Dites adieu au VPN: pourquoi le « Zero Trust » devient la nouvelle norme

2026

Pendant des années, le VPN s’est imposé comme la solution de référence pour sécuriser l’accès à distance. Les collaborateurs qui travaillaient à domicile ou devaient se connecter au réseau de l’entreprise en déplacement se connectaient via un VPN et pouvaient commencer à travailler. Ce modèle a longtemps très bien fonctionné pour de nombreuses entreprises. 

Mais à l’heure où les ransomwares, le phishing et les attaques via la supply chain se multiplient, le VPN est devenu un raccourci risqué. Avec un VPN, le principe est simple : une fois connecté, c’est pour de bon. Et cela représente aujourd’hui un risque majeur. 

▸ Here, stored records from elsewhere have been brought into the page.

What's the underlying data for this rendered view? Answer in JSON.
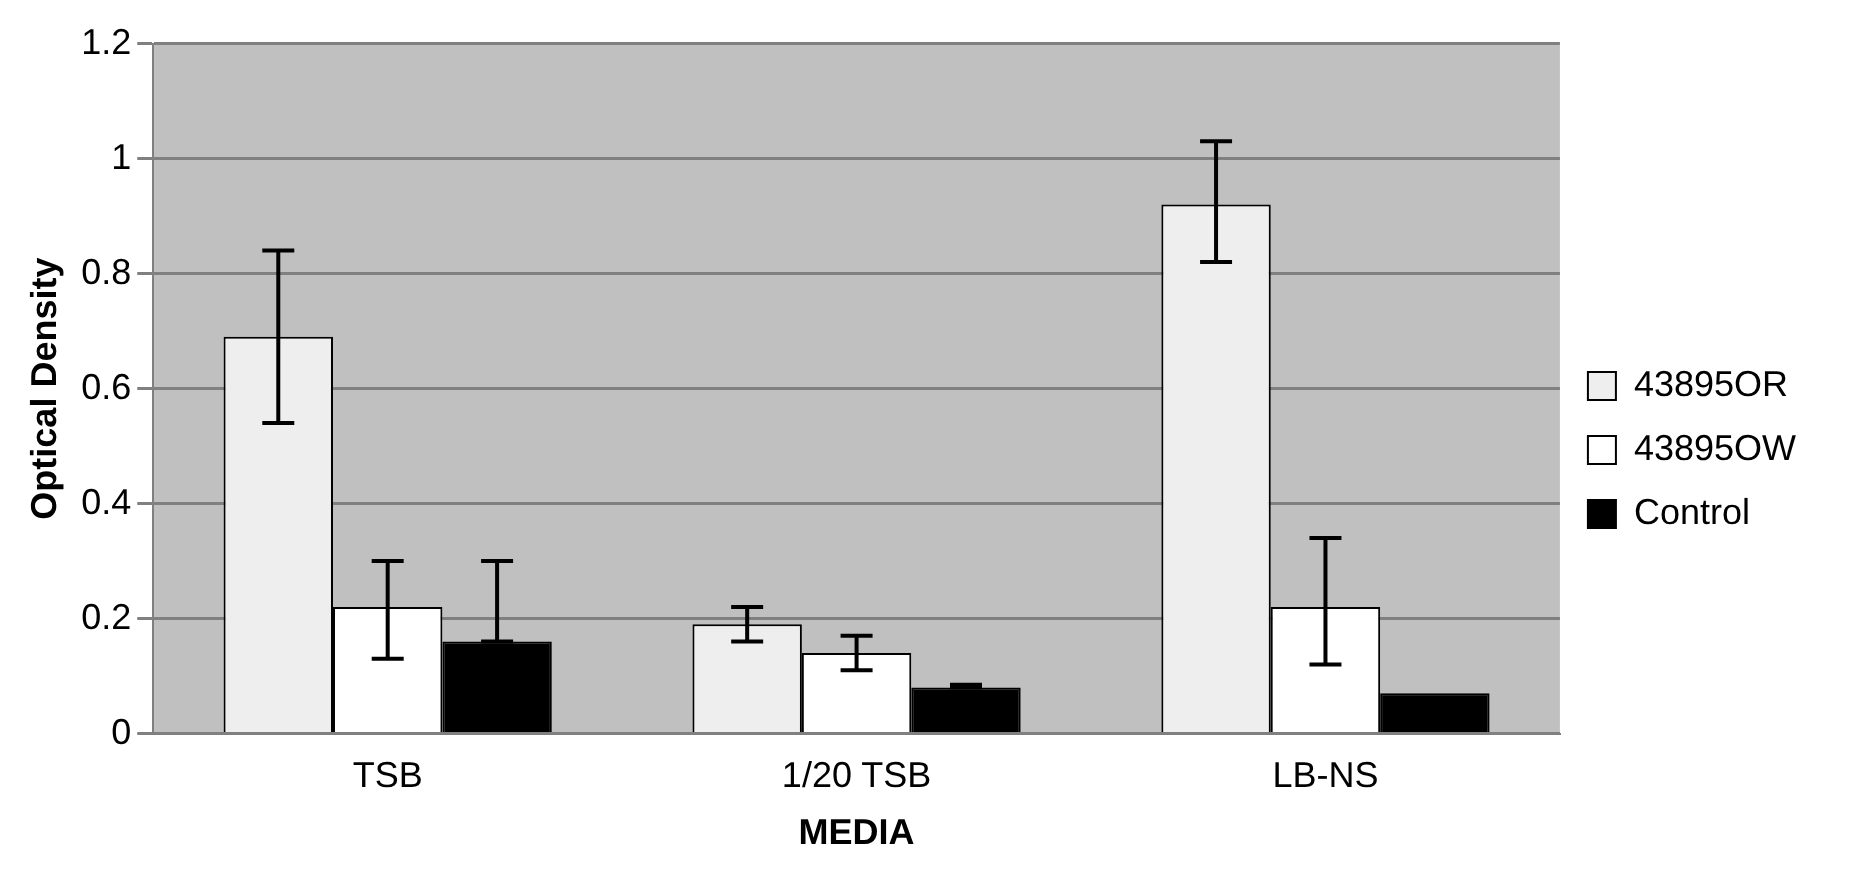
{
  "chart_data": {
    "type": "bar",
    "xlabel": "MEDIA",
    "ylabel": "Optical Density",
    "categories": [
      "TSB",
      "1/20 TSB",
      "LB-NS"
    ],
    "series": [
      {
        "name": "43895OR",
        "color": "#eeeeee",
        "values": [
          0.69,
          0.19,
          0.92
        ],
        "errors": [
          [
            0.54,
            0.84
          ],
          [
            0.16,
            0.22
          ],
          [
            0.82,
            1.03
          ]
        ]
      },
      {
        "name": "43895OW",
        "color": "#ffffff",
        "values": [
          0.22,
          0.14,
          0.22
        ],
        "errors": [
          [
            0.13,
            0.3
          ],
          [
            0.11,
            0.17
          ],
          [
            0.12,
            0.34
          ]
        ]
      },
      {
        "name": "Control",
        "color": "#000000",
        "values": [
          0.16,
          0.08,
          0.07
        ],
        "errors": [
          [
            0.16,
            0.3
          ],
          [
            0.08,
            0.085
          ],
          null
        ]
      }
    ],
    "ylim": [
      0,
      1.2
    ],
    "yticks": [
      0,
      0.2,
      0.4,
      0.6,
      0.8,
      1,
      1.2
    ],
    "grid": "y",
    "legend": "right"
  }
}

La solution ? Ne plus partir du principe qu’un utilisateur, un appareil ou une application est automatiquement digne de confiance. C’est précisément pour cette raison qu’un nombre croissant d’organisations passent au « Zero Trust ». 

Reasons why Zero Trust is the new standard for business cybersecurity compared to VPN

Pourquoi le VPN ne suffit plus 

Le Virtual Private Network (VPN) a été pendant des décennies la référence en matière d’accès à distance sécurisé. Lorsque vous étiez en dehors du bureau, le VPN faisait office de passerelle vers le réseau de l’entreprise. 

Le VPN fonctionne en établissant un « tunnel » sécurisé qui dirige le trafic de l’utilisateur vers le réseau de l’entreprise via une connexion chiffrée. On peut le comparer au mur d’enceinte d’un château dans l’environnement de travail numérique. Pendant des années, les douves et le pont-levis, autrement dit le VPN et le pare-feu, ont maintenu les intrus à l’extérieur, tandis que les collaborateurs pouvaient circuler librement à l’intérieur. 

Le problème, c’est qu’aujourd’hui, les menaces ne viennent plus uniquement de l’extérieur. Les attaquants trouvent des moyens de passer par-dessus, sous ou même à travers les murs.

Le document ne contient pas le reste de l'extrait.